However, the hopes of rice farmers, Kirinyaga leaders and the country were dashed after construction works stalled due to failure by the government to make payments since July. According to media reports, the Treasury had failed to pay for completed works to a tune of Sh1.5 billion, leading to the stoppage of work. As the cacophony of noise from the heavy machinery and equipment at the site went silent in July, the 500 employees on site were sent on compulsory leave. An affected worker revealed they were promised that they would be recalled when they contractor gets the funding. Central Regional Commissioner Wilfred Nyangangwa last month confirmed the construction had temporarily been suspended due to problem of resources but he did not elaborate.

Nyangangwa who Chairs the Regional National Government Project Implementation Team said the problem will be solved soon as the government was taking the matter seriously. During a visit of the dam site last month, Japanese Ambassador to Kenya Horie Ryoichi said his country will not interfere with Kenya over the stalled works, adding that Japan had conceded the completion date of the project be extended.

“Had the construction gone as scheduled, the project would have been ready by 2021. We will remain committed to ensuring this dam is completed and its intended purpose realized. The Japanese government fully supports President Uhuru Kenyatta’s Big Four Agenda, Agriculture being among them,” Ryoichi said. But Water PS Joseph Wairagu and NIB General Manager Gitonga Mugambi rubbished claims that the project has stalled. “Thiba dam has not stalled.

It is only that the work has slowed down a bit due to weather as it has been raining a lot and some works such as compaction and excavation was affected. “Secondly was delayed payments for about a month which affected cash flow to the contractor. This has been solved through budgetary allocation and work will resume once the weather improves,” said Mugambi.

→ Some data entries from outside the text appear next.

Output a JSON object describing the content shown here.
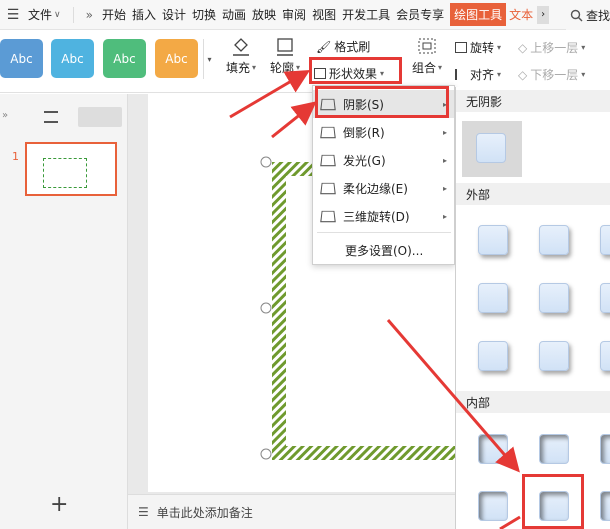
{
  "menubar": {
    "file": "文件",
    "tabs": [
      "开始",
      "插入",
      "设计",
      "切换",
      "动画",
      "放映",
      "审阅",
      "视图",
      "开发工具",
      "会员专享"
    ],
    "draw_tools": "绘图工具",
    "text_tools": "文本",
    "search": "查找"
  },
  "ribbon": {
    "styles": [
      {
        "label": "Abc",
        "color": "#5b9bd5"
      },
      {
        "label": "Abc",
        "color": "#4fb3e0"
      },
      {
        "label": "Abc",
        "color": "#4fbd7c"
      },
      {
        "label": "Abc",
        "color": "#f3a945"
      }
    ],
    "fill": "填充",
    "outline": "轮廓",
    "format_painter": "格式刷",
    "shape_effects": "形状效果",
    "group": "组合",
    "rotate": "旋转",
    "align": "对齐",
    "bring_forward": "上移一层",
    "send_backward": "下移一层"
  },
  "left_panel": {
    "slide_number": "1"
  },
  "menu": {
    "items": [
      {
        "label": "阴影(S)"
      },
      {
        "label": "倒影(R)"
      },
      {
        "label": "发光(G)"
      },
      {
        "label": "柔化边缘(E)"
      },
      {
        "label": "三维旋转(D)"
      }
    ],
    "more": "更多设置(O)..."
  },
  "gallery": {
    "no_shadow": "无阴影",
    "outer": "外部",
    "inner": "内部"
  },
  "notes": {
    "placeholder": "单击此处添加备注"
  },
  "colors": {
    "accent": "#e8613a",
    "highlight": "#e53935",
    "pattern": "#6f9a2e"
  }
}
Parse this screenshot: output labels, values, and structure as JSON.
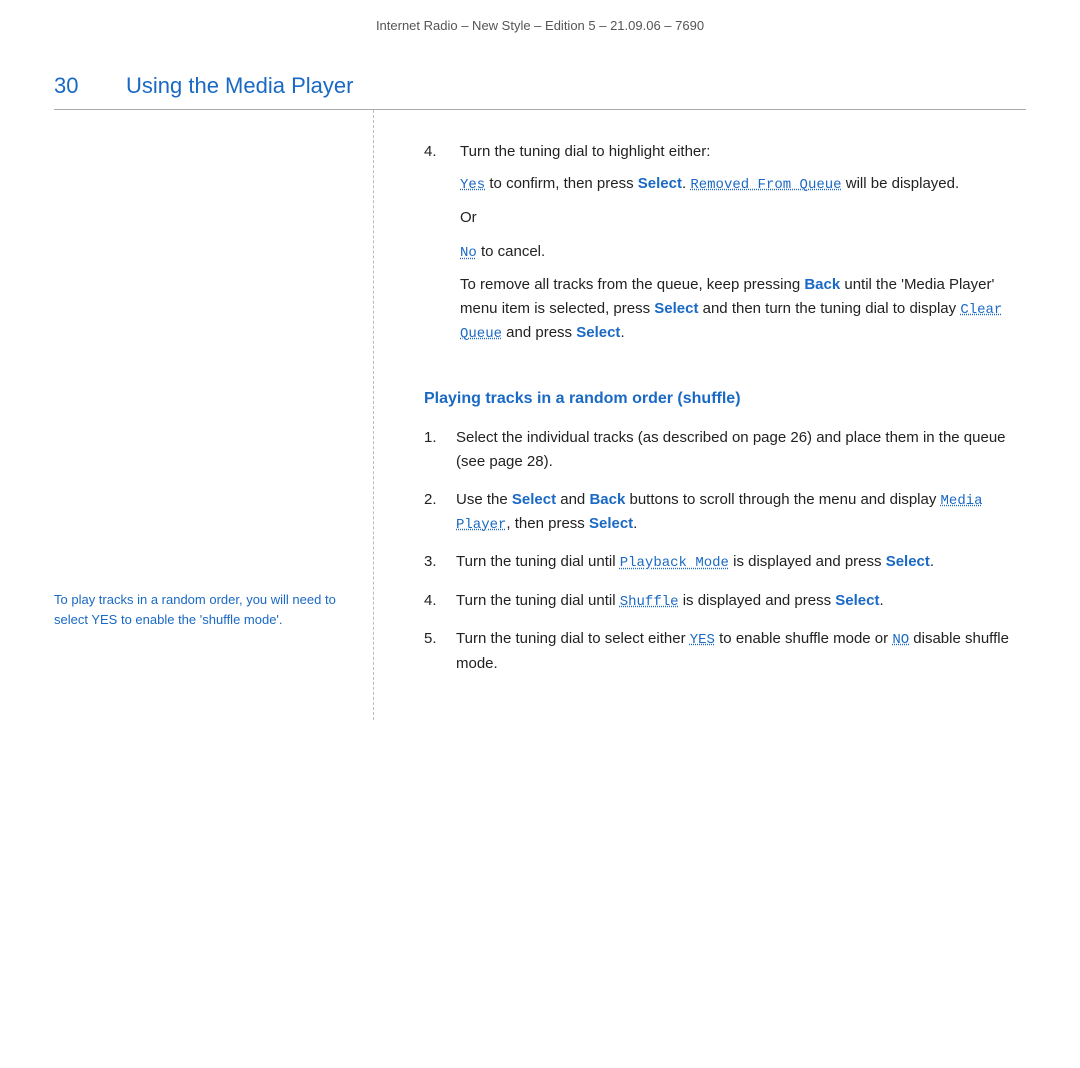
{
  "header": {
    "text": "Internet Radio – New Style – Edition 5 – 21.09.06 – 7690"
  },
  "chapter": {
    "number": "30",
    "title": "Using the Media Player"
  },
  "sidebar": {
    "note": "To play tracks in a random order, you will need to select YES to enable the 'shuffle mode'."
  },
  "step4_heading": "Turn the tuning dial to highlight either:",
  "step4_number": "4.",
  "yes_label": "Yes",
  "yes_suffix": " to confirm, then press ",
  "select1": "Select",
  "removed_label": "Removed From Queue",
  "removed_suffix": " will be displayed.",
  "or_text": "Or",
  "no_label": "No",
  "no_suffix": " to cancel.",
  "remove_all_text1": "To remove all tracks from the queue, keep pressing ",
  "back_label1": "Back",
  "remove_all_text2": " until the 'Media Player' menu item is selected, press ",
  "select2": "Select",
  "remove_all_text3": " and then turn the tuning dial to display ",
  "clear_queue_label": "Clear Queue",
  "remove_all_text4": " and press ",
  "select3": "Select",
  "remove_all_text5": ".",
  "section_heading": "Playing tracks in a random order (shuffle)",
  "steps": [
    {
      "num": "1.",
      "text_parts": [
        {
          "type": "text",
          "value": "Select the individual tracks (as described on page 26) and place them in the queue (see page 28)."
        }
      ]
    },
    {
      "num": "2.",
      "text_parts": [
        {
          "type": "text",
          "value": "Use the "
        },
        {
          "type": "bold-blue",
          "value": "Select"
        },
        {
          "type": "text",
          "value": " and "
        },
        {
          "type": "bold-blue",
          "value": "Back"
        },
        {
          "type": "text",
          "value": " buttons to scroll through the menu and display "
        },
        {
          "type": "mono-blue",
          "value": "Media Player"
        },
        {
          "type": "text",
          "value": ", then press "
        },
        {
          "type": "bold-blue",
          "value": "Select"
        },
        {
          "type": "text",
          "value": "."
        }
      ]
    },
    {
      "num": "3.",
      "text_parts": [
        {
          "type": "text",
          "value": "Turn the tuning dial until "
        },
        {
          "type": "mono-blue",
          "value": "Playback Mode"
        },
        {
          "type": "text",
          "value": " is displayed and press "
        },
        {
          "type": "bold-blue",
          "value": "Select"
        },
        {
          "type": "text",
          "value": "."
        }
      ]
    },
    {
      "num": "4.",
      "text_parts": [
        {
          "type": "text",
          "value": "Turn the tuning dial until "
        },
        {
          "type": "mono-blue",
          "value": "Shuffle"
        },
        {
          "type": "text",
          "value": " is displayed and press "
        },
        {
          "type": "bold-blue",
          "value": "Select"
        },
        {
          "type": "text",
          "value": "."
        }
      ]
    },
    {
      "num": "5.",
      "text_parts": [
        {
          "type": "text",
          "value": "Turn the tuning dial to select either "
        },
        {
          "type": "mono-blue",
          "value": "YES"
        },
        {
          "type": "text",
          "value": " to enable shuffle mode or "
        },
        {
          "type": "mono-blue",
          "value": "NO"
        },
        {
          "type": "text",
          "value": " disable shuffle mode."
        }
      ]
    }
  ]
}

Wairagu said Treasury had released the money and they were allowed to access funds for this financial year hence the project would resume. According to Mwea MP Kabinga Wachira, the government has provided Sh2 billion for the work resumption but they were concerned that it was taking too long.

Put blame on bureaucracy

“I guess the bureaucracy and the process is taking too long in the treasury, I would wish the work resumes in good time and have the Dam completed just as envisaged in the beginning,” he told the press. Despite the assurances from the government, farmers and leaders are concerned that the economy will lose immensely by the stalling of a project of such magnitude. When the construction was announced, businesspeople spotted a goldmine and rushed near the site where they put up rental housing investments hoping to make a killing. With the workers leaving, their houses are now vacant and it is a hard financial time for those servicing loans.

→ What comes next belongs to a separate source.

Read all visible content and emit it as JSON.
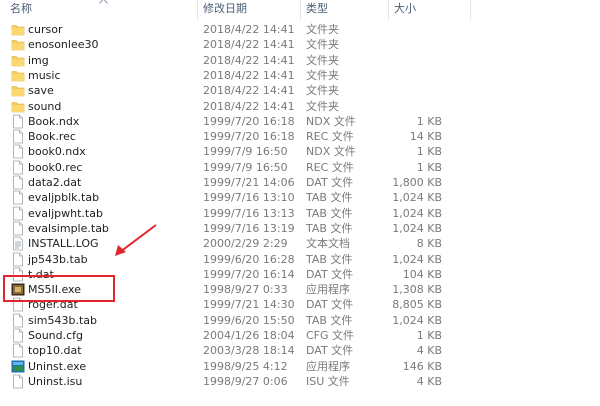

“Businesspeople and those who had secured jobs and built houses for rentals at the dam site are now counting losses which are irreversible,” said Kabare MCA Patrick Chomba recently. There are reports that those whose lands were acquired by the government and relocated elsewhere have been trooping back. People living around the project told the press that some of the people who surrendered their land for the construction of the dam have threated they will come back and re-possess their land if the work is abandoned.

Kangai Ward MCA John Gitari demanded that they want nothing else but for the Treasury to release the money to complete the work. “President Uhuru Kenyatta commissioned the construction of the dam. We appeal to him to assure the residents of Kirinyaga that all is well and construction will resume soon. We want the dam completed so the farmers can engage in two season’s rice farming as they have always been promised,” he said.

Wamumu MCA Batista Kanga called on the government to act quickly pointing out that months after the Water and Irrigation PS visited and promised the resumption of work in three weeks, nothing had come out of it. A rice farmer Dominic Muchiri opened a twist to the stalled works pointing out that it could be a deliberate attempt by cartels that import cheap rice to hamper increased rice production.

According to the Kenya Bureau of Statistics shows Kenya imports rice worth about Sh40 billion every year largely from Pakistan, Thailand, India, and Vietnam. “The issue of the project stalling need to be scrutinised carefully. Kenya consumes more rice than it produces and has to import the deficit. Rice importation is a lucrative business and these cartels can do anything even to stop the dam so that they continue importing rice,” he said. At Top Graders Rice Millers, the director Loise Njoki called on the government to complete construction of Thiba dam so that more acreage can be put under rice production.

Job opportunity

 She said the demand for Mwea rice remained very high and increasing rice production is one way the government can do to create employment. Njoki said Mwea has the capacity to double rice production, while the millers have the capacity to churn out more milled rice to attain food security in the country. She gave the instance of her factory which deals only in pure pishori and has a milling capacity of 1,000 bags and is yet to be fully utilised. Farmers also expressed concern that the project cost might rise if the completion date is extended due to wear and tear of machinery and other factors such as permanent labour at site.